Despite not adding a single penny to the national debt and having a $2.6 trillion surplus, President Obama put Social Security Insurance on the table, moving so-called "Fiscal cliff" negotiations even deeper into Republican home turf.
Think about it: we're debating just how many rich people will get to keep George W. Bush's tax cuts. We're debating just how many seniors, poor people, and disabled people will suffer when their Social Security Insurance is cut. We're debating which social welfare programs will expire.
This is the sort of debate you'd expect to see between a center-right Republican and far-right Republican – not between a Democrat and a Republican. On these grounds, Republicans win every time and the working class loses every time.
Instead, President Obama should be putting progressive solutions on the table. Things like a financial transaction tax, which could reduce the debt by $1.8 trillion over the next decade.
Or, cutting off taxpayer subsidies to big oil, which total $40 billion over ten years.
Or, ending the massive "capital gains" loophole which sets income taxes on hedge fund managers and vulture capitalists like Mitt Romney at a maximum 15 percent, less than half of what working people can pay.
Or, common sense cuts to our bloated and wasteful Defense Budget.
Or, raising the minimum wage to stimulate the economy and, thus, over the long haul, reduce our debt.
Or, breaking up the big banks to prevent more costly, deficit-expanding bailouts in the future.

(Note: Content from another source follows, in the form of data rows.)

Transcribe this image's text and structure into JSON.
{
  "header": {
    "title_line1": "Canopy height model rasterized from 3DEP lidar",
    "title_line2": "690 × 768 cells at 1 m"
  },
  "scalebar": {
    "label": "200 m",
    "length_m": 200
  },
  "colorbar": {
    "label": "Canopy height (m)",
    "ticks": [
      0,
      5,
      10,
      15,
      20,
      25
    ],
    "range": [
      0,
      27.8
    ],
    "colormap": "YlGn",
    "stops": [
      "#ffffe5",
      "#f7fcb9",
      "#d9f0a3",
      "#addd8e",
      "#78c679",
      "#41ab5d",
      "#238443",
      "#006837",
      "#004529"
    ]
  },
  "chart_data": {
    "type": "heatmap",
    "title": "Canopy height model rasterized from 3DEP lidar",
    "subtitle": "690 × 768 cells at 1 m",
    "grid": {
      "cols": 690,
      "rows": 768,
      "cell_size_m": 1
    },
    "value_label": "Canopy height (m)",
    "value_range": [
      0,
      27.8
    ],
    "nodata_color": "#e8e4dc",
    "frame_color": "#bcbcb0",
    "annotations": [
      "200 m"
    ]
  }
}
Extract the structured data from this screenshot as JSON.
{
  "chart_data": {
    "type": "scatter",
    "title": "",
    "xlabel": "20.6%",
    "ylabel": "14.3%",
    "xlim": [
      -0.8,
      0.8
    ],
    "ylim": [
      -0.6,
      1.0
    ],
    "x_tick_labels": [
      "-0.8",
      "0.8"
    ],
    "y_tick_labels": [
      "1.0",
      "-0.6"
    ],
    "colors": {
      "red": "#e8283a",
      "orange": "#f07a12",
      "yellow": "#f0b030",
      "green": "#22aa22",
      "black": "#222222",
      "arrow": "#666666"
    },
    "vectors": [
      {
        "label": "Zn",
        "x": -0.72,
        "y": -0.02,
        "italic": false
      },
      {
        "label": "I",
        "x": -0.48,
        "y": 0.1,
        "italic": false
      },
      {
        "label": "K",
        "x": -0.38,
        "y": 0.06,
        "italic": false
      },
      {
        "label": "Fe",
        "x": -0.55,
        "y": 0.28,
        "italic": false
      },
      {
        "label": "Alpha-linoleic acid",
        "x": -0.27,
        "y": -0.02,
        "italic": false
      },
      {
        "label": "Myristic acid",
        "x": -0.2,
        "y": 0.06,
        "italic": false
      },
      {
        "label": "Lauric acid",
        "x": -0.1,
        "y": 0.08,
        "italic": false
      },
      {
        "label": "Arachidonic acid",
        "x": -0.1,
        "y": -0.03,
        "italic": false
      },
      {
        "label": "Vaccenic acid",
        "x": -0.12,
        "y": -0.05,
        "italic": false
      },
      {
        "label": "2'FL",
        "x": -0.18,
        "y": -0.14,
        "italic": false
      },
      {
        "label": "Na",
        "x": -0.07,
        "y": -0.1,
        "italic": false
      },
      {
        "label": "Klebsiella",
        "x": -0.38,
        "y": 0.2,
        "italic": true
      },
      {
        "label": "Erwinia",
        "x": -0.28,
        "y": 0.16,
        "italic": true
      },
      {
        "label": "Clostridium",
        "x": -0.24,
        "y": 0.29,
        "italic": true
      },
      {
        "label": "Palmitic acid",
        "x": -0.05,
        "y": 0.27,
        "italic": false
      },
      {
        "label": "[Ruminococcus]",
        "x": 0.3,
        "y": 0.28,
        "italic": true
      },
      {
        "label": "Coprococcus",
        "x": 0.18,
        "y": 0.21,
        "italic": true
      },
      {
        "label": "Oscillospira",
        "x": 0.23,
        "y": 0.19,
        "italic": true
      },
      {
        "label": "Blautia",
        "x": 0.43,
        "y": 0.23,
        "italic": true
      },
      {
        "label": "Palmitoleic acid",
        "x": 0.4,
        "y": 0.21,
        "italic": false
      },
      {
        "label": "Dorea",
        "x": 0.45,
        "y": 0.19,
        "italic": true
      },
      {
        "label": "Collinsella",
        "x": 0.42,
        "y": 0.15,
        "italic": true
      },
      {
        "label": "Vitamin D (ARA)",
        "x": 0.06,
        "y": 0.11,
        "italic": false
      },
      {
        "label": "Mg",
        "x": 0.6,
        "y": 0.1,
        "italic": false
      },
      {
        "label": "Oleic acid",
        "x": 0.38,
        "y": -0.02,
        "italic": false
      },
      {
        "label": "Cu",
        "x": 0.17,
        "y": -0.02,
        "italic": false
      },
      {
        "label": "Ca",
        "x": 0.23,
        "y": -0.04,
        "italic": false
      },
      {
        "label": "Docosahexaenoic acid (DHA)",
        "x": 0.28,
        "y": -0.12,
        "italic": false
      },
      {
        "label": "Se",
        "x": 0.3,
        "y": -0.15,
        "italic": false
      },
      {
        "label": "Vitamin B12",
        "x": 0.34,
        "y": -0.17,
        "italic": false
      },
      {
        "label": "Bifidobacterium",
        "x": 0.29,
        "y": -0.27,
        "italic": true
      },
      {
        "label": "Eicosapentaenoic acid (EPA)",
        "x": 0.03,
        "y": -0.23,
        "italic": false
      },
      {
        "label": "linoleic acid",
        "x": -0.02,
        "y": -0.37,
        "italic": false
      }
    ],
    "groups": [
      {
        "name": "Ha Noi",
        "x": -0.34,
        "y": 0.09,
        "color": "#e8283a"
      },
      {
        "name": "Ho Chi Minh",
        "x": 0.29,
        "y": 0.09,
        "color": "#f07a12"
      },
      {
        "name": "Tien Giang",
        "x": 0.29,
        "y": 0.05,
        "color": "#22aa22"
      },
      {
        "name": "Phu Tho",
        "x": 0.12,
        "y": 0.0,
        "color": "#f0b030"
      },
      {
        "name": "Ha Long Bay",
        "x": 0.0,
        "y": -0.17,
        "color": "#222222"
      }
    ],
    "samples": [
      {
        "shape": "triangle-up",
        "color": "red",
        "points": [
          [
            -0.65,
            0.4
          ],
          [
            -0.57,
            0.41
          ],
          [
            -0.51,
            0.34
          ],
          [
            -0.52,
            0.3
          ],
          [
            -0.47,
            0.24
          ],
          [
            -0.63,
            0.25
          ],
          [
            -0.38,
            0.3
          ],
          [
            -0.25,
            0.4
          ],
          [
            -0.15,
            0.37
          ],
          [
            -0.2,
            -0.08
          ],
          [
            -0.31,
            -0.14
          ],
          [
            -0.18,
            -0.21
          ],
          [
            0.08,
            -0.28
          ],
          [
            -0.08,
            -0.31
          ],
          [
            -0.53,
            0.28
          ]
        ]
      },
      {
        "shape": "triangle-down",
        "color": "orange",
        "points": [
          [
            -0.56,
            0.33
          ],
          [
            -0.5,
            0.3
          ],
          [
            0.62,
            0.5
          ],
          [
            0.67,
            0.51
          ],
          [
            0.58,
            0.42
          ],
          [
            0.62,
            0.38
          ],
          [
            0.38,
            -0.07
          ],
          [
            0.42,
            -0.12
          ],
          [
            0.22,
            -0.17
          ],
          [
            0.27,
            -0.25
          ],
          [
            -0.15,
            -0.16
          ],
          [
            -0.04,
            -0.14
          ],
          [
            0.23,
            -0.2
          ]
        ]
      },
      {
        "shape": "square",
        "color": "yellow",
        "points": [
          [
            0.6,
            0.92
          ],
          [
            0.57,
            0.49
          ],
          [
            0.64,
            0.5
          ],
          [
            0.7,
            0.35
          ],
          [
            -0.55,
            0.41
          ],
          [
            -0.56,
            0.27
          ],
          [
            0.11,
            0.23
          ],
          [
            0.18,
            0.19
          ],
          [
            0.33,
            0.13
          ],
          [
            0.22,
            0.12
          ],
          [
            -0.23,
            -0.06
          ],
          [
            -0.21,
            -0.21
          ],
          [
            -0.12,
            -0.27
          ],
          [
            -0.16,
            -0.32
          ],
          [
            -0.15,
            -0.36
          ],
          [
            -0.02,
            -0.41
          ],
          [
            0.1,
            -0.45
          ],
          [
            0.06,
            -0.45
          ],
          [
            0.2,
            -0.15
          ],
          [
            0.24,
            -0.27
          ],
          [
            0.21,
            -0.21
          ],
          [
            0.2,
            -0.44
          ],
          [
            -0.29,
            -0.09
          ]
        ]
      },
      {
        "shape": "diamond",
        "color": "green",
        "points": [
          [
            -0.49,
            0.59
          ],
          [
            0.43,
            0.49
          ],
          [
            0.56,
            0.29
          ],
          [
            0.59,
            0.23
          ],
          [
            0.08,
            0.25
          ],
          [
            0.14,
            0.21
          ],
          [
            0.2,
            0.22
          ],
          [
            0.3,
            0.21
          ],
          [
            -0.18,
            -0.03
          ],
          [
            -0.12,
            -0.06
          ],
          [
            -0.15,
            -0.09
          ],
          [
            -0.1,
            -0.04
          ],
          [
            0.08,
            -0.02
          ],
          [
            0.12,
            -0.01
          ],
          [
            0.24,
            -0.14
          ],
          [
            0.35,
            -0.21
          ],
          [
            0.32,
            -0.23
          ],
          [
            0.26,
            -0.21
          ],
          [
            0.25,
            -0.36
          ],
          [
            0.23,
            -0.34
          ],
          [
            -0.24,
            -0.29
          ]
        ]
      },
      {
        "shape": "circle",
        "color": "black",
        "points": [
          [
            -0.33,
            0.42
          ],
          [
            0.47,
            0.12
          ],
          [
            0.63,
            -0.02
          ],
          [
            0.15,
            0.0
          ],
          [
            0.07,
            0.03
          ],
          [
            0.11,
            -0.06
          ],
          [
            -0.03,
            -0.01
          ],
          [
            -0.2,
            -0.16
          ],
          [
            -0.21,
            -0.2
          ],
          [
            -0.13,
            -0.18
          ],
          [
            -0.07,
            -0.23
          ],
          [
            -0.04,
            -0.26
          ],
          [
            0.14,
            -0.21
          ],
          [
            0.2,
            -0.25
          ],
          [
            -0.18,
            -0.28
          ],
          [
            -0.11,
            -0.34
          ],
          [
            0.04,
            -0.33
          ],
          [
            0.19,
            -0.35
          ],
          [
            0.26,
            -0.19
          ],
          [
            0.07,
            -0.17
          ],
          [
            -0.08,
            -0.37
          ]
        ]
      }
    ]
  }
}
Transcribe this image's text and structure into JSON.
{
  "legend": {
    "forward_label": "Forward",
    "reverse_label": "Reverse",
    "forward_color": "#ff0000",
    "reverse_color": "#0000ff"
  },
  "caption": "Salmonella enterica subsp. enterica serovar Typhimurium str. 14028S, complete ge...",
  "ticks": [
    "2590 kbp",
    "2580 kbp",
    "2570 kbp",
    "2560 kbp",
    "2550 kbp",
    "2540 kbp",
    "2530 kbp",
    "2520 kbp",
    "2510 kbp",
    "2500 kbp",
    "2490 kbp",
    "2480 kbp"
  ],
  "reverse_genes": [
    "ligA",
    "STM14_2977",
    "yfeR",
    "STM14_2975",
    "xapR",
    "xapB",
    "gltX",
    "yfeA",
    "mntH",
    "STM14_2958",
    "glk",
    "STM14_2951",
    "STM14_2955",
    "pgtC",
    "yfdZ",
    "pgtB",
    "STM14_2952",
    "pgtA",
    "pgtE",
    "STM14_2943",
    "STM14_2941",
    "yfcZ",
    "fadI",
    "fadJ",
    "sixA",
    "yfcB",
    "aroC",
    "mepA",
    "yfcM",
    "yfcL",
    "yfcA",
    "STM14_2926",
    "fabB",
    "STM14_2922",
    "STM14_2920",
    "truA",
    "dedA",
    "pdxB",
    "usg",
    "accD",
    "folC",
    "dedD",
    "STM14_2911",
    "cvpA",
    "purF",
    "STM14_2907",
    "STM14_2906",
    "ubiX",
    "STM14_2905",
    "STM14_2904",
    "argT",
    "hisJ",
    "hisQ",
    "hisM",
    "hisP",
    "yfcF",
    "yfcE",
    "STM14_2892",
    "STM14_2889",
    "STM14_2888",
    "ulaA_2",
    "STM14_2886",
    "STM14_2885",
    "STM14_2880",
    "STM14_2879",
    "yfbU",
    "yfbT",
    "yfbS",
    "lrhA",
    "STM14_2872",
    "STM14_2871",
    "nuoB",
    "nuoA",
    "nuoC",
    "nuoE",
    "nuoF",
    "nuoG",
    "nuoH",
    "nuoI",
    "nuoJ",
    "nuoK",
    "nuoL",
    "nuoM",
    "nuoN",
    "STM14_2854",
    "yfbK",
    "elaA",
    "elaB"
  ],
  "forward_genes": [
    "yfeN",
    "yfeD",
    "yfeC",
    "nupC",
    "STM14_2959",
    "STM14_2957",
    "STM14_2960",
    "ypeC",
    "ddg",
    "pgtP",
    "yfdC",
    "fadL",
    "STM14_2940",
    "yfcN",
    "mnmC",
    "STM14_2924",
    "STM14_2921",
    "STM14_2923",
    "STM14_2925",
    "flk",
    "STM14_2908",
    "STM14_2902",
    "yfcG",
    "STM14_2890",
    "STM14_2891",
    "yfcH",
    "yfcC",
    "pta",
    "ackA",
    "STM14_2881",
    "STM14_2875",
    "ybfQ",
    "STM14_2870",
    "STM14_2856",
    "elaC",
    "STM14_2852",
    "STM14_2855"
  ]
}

Or, creating a single-payer healthcare system to reduce deficit-inducing healthcare costs.
If all of these were on the table, then this would be a robust debate that reflects the political leanings of a center-left nation.
But, they're not, which shows not just of the weakness of President Obama, but also the weakness of the progressive movement when compared with the hard-right movement funded by cranky billionaires like the Koch brothers and Sheldon Adelson.
Labor unions, which have historically been the vanguard of the progressive movement, are crippled. And independent media, including print, radio, and television, which used to carry the voices of average working people across the nation, have been bankrupted and sold off to large corporate media outlets that spew lies and misinformation to promote the billionaire's agenda.
Essentially, the progressive counter-balances in America, which for several generations kept in check corporatists who wanted to destroy FDR's New Deal, and held in line the Democratic Party, have been removed.
When Ronald Reagan busted PATCO in 1981, he didn't just kick off a three decade assault on labor unions, he also kicked off a three decade assault on a once-progressive Democratic Party. This assault is now reaching its peak, as Republicans and President Obama prepare to carve up the crown jewel of the New Deal, Social Security Insurance.
And until a new counterbalance is strong, then the creep toward the political Right, as reflected in our current "fiscal cliff" debate, will continue relentlessly.
President Obama has given in to Republicans over and over again during his first four years in office. We need to remind him that he's the President, he's armed with the bully pulpit, and he's no longer facing a re-election. He's free to be true to his progressive community organizing roots.
There's still hope. FDR didn't campaign on bringing revolutionary change to America in 1932. He was forced to do it by a nation suffering through a Great Depression and radicalized by the damage done to them by millionaires and banksters. The New Deal was in part a response to occupations, or "Hoovervilles," and a genuine outrage across America about the looting of our nation by the very, very rich.
Today, the Occupy movement, organized labor, and the environmental movement have begun the difficult work to rebuild a progressive base that can counter the billionaire's money. We're apparently not strong enough yet to push Congress and the White House to pick up genuine progressive reforms, but if enough of us show up, over and over again, the day may come.
Let's make it sooner, rather than later.